Paris [Zénith]
26/04/2000
Deuxième concert au Zénith de Paris pour Smith & Co, le premier ayant été dédié à "Pornography" (1982), on était en droit d'attendre un hommage à son prédécesseur, "Faith"(1981). Consciente de l'affection qu'a le groupe pour la capitale (cf le CD live "Paris" en 1993 et l'époustouflant concert donné à Bercy en 1996), la foule trépigne d'impatience, attendant une performance de haute voltige.
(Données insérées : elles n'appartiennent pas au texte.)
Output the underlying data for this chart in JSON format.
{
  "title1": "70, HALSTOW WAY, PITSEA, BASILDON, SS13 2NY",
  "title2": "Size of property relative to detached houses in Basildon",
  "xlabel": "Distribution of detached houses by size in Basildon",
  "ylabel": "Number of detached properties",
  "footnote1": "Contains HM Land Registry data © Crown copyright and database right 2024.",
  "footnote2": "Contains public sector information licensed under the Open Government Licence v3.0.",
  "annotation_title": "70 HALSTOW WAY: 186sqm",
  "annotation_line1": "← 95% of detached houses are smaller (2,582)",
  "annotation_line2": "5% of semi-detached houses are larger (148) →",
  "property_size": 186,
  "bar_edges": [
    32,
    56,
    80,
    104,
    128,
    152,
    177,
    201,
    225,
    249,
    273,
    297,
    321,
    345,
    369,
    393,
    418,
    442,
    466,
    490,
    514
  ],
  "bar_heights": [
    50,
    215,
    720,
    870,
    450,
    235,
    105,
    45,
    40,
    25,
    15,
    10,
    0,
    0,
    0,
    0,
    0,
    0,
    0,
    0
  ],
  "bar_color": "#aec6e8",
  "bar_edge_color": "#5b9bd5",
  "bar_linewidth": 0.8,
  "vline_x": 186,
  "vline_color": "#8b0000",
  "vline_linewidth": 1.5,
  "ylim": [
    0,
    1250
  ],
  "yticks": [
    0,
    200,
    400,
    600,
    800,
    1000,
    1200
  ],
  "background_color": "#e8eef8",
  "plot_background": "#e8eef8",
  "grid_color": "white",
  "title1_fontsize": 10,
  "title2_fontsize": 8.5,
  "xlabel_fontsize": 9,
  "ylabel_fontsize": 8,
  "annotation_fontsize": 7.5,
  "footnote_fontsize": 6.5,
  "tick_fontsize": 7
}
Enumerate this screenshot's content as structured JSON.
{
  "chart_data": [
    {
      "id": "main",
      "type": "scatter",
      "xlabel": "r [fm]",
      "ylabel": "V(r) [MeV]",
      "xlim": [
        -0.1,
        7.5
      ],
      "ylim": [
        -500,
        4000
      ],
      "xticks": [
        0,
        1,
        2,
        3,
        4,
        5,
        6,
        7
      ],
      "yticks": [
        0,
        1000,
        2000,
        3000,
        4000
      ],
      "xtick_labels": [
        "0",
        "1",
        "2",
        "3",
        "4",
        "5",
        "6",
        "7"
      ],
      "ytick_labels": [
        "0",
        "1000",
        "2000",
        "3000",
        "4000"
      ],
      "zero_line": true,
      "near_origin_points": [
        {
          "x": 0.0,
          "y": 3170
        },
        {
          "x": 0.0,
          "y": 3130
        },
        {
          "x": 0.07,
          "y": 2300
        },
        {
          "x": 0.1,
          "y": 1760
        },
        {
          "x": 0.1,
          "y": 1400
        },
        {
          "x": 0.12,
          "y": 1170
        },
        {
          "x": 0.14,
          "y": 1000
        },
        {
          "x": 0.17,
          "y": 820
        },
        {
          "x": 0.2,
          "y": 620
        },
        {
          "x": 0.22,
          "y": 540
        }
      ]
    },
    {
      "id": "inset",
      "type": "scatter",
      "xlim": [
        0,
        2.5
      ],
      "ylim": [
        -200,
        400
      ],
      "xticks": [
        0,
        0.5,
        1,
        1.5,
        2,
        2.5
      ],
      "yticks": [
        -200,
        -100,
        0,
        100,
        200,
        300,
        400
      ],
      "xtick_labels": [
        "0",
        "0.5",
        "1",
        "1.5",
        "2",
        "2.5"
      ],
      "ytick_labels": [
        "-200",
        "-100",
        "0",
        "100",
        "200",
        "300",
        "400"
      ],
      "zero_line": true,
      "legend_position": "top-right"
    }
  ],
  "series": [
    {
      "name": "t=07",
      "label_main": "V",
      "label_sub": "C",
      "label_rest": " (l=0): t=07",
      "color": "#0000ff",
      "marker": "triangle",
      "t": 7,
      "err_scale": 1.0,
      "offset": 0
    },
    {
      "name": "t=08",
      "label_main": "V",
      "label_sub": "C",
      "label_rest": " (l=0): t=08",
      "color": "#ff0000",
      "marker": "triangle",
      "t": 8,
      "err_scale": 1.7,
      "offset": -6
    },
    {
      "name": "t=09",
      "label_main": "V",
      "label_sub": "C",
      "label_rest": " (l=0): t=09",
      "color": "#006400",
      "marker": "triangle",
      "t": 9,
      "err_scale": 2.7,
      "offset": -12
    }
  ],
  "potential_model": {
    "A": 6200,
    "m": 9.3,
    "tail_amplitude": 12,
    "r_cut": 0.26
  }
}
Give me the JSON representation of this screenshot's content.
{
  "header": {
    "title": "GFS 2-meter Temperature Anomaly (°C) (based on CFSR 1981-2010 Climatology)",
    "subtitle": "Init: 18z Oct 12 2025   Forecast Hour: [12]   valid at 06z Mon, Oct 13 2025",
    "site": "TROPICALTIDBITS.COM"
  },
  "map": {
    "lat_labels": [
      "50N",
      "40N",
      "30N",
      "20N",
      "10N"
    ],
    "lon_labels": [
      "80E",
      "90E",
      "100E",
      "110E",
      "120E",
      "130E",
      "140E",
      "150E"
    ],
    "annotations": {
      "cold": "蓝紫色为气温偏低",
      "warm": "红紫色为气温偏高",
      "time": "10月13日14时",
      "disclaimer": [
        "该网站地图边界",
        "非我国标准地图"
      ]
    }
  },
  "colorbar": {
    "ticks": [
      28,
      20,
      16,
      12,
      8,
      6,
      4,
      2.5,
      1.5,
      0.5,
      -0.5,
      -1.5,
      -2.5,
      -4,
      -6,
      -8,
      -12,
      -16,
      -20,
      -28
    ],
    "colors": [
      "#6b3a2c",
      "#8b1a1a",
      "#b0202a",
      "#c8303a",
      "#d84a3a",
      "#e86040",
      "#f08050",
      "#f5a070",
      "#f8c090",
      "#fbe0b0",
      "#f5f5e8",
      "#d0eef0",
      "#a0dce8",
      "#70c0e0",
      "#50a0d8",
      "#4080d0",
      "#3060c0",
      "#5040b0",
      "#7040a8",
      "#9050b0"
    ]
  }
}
Et alors que résonnent les très émouvantes notes de l'Adagio for strings de Samuel Barber, le groupe fait son entrée dans une excitation indescriptible... Pour accueillir ses invités, The Cure entame "Out Of This World", évanescent et chaleureux, avant un violent et torturé "Watching Me Fall". Puis suit une alternance entre nouveaux et anciens titres : "Fascination Street", toujours aussi puissant en live et ce malgré quelques maladresses du bassiste Simon Gallup, "A Strange Day", "Pictures of You", sublissime, ou bien encore l'inattendu "Where The Birds Always Sing", rarement joué sur la tournée. Au fur et à mesure que le groupe égrène ses perles, on devine que l'on se dirige vers un de ces moments rares où un concert devient une expérience spirituelle, une communion. Le trio "Sinking" (pendant lequel une micro-caméra filme Smith en gros plan) / "100 years" (pesant et martial) / "Shiver & Shake" achèvent d'émerveiller le public. Finissant sur "Bloodflowers", on s'imagine déjà les rappels, que l'on devine exceptionnels... Appuyé par un light show irréel, la mélodie d' "All Cats Are Grey" résonne. Un grand moment, qui se poursuit par "The Drowning Man" et "Faith", funéraire et exalté. Puis le groupe se retire et revient avec 3 titres de "Seventeen Seconds" : "M", "Play for Today" et "A forest". Mais le meilleur est encore à venir... 3ème et dernier rappel : après un "Just Like Heaven" joué à la perfection, le summum est atteint avec un enchaînement "10:15 Saturday Night" / "Killing an Arab", extraordinaire et inédit pour cette tournée. La foule explose littéralement, la communion est totale.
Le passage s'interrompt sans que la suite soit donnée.